Chief Executive Jan Bennink, who will step down after the takeover, said D.E Master Blenders had not had contacts with other potential buyers.
"We consider the probability of a higher offer to be slim," KBC Securities analysts Pascale Weber and Jan-Willem Billiet said in a note, recommending investors accept the offer.
They said the price represented a ratio of enterprise value (debt plus equity) to forecast earnings before interest, tax, depreciation and amortization (EBITDA) for 2014 of 15.7 times.
In comparison, analysts have pointed to a deal to buy H.J. Heinz Co by Warren Buffett's Berkshire Hathaway and 3G Capital at a 2013 EV/EBITDA of 14.6 times.
D.E Master Blenders' stock closed down 0.98 percent at 12.11 euros.
FROM BEER TO BEANS
Becht, a former chief executive of Reckitt Benckiser who will become chairman of the Dutch company, said D.E Master Blenders would provide a platform for organic growth and for acquisitions in the coffee and tea sectors.
JAB's partners in the deal include investors and executives with strong connections to Anheuser-Busch InBev, the leading global brewer and SABMiller plc, the world's second-largest beer company.
Peter Harf, former chairman of AB InBev, Olivier Goudet, a director of InBev, and Alejandro Santo Domingo, a director of SABMiller, will join D.E Master Blenders' board.
"They see a lot of similarities between the coffee and beer industries, for example in terms of production, marketing and branding," said a person familiar with the deal.
"They want to consolidate and build the brands."
But Becht said: "These people made a lot of money in beer and they are looking to diversify their portfolios. That's the principle reason why we've been talking to them."
He told reporters there were no plans to combine the Dutch firm with JAB's coffee businesses in the United States, citing a lack of synergies.
The Reimann fortune comes from the Benckiser chemicals company, founded in 1823. The family also controls perfumes and cosmetics group Coty, and owns Labelux Group, manager of luxury brands Bally, Belstaff and Jimmy Choo.
Douwe Egberts coffee is one of the best-known brands in the Netherlands and its parent company, D.E Master Blenders, ranks third in terms of coffee sales after market leader Nestle and Mondelez International, according to Euromonitor International.
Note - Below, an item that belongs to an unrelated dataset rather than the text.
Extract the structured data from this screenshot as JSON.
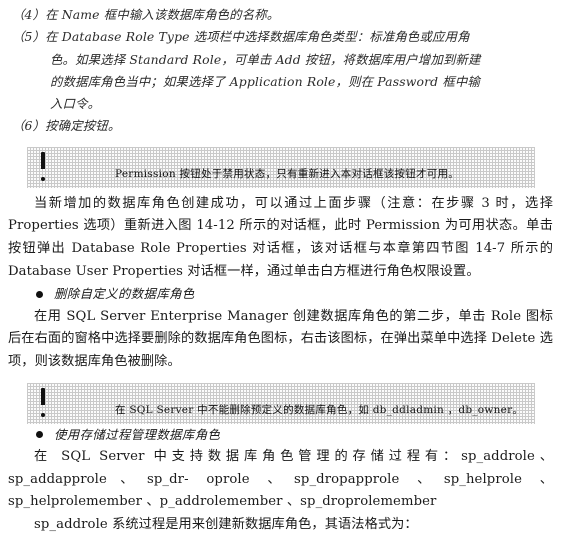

But the Dutch firm, which also owns Senseo coffee, has had a rocky time since it was spun off last year from Sara Lee Corp, which has since changed its name to Hillshire Brands.
Within weeks of its listing, it shocked investors with the news its Brazilian unit had been hit by fraud, tax and inventory problems, forcing it to restate past financial statements.
Previous CEO Michael Herkemij quit in December, just six months after the stock market debut, and in February the firm reported lower-than-expected profits and cut its outlook for 2013 citing pricing pressures in austerity-hit Europe.
JAB said it would finance the deal through a combination of roughly 3 billion euros of debt and about 4.9 billion euros in equity, and said it had committed financing from arrangers Bank of America, Citibank, Rabobank and Morgan Stanley. The deal is conditional on issues including regulatory approval.
Leonardo & Co., BDT & Company, Bank of America Merrill Lynch and Rabobank/Rothschild are financial advisers to JAB. Lazard is lead financial adviser to D.E Master Blenders, with Goldman Sachs and JP Morgan also acting as financial advisers.